A young cousin of mine posted something she saw on Facebook recently, and although I responded to the post there, I thought I might respond here as well. I don't even know if any teenagers read my blog at all, but if it helps even one person, it's worth posting.
Here is the post that she shared...
And here is my response:
Dear children... If you only know how much we do love you! We only(or mainly) get upset with you for your choices because we have already experienced life, and pain, and regret, and we want protect our precious children from all of the pain and hurt that life has to offer. You can't know until you are a parent yourself... we get angry because we want the best of everything for our children and we feel helpless when they make choices that we feel will lead to heartache or unhappiness. We love you NO MATTER WHAT- but we want you to be happy, so we are happier when we feel you are making good choices. When you are are heartbroken and crying because someone/something hurt you, we are heartbroken too because we want SO BADLY for you to be happy, and we want to hold you and rock you until you are all better, but we know that that won't work, because you shrug off our hugs and resent our words of guidance.

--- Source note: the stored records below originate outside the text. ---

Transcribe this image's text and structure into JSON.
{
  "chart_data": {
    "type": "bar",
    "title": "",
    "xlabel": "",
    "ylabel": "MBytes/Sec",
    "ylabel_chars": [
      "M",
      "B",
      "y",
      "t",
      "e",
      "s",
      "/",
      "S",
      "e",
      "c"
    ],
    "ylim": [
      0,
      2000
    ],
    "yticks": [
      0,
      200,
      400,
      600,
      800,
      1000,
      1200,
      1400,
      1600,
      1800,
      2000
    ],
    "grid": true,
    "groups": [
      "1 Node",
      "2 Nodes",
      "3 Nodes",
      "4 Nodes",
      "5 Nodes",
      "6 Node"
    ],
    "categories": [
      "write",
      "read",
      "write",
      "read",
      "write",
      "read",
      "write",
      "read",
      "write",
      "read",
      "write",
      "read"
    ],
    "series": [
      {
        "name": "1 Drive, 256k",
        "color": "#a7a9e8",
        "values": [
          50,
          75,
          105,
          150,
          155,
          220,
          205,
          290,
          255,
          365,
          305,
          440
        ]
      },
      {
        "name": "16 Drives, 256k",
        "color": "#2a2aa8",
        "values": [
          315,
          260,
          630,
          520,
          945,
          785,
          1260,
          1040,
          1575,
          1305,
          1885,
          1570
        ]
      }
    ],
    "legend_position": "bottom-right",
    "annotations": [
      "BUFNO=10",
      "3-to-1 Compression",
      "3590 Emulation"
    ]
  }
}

And we hurt inside too, and sometimes, we even lash out because we are hurting inside for our babies and we don't know how to fix things (as mammas and daddies feel they should). But we love you...if you only knew how much!!
I feel very blessed that my children (at least at this point) are making good choices. But there are times when they haven't, or don't. I want them to know that I love them, even if I don't accept bad choices as ok. Hug your babies-even if they aren't little anymore!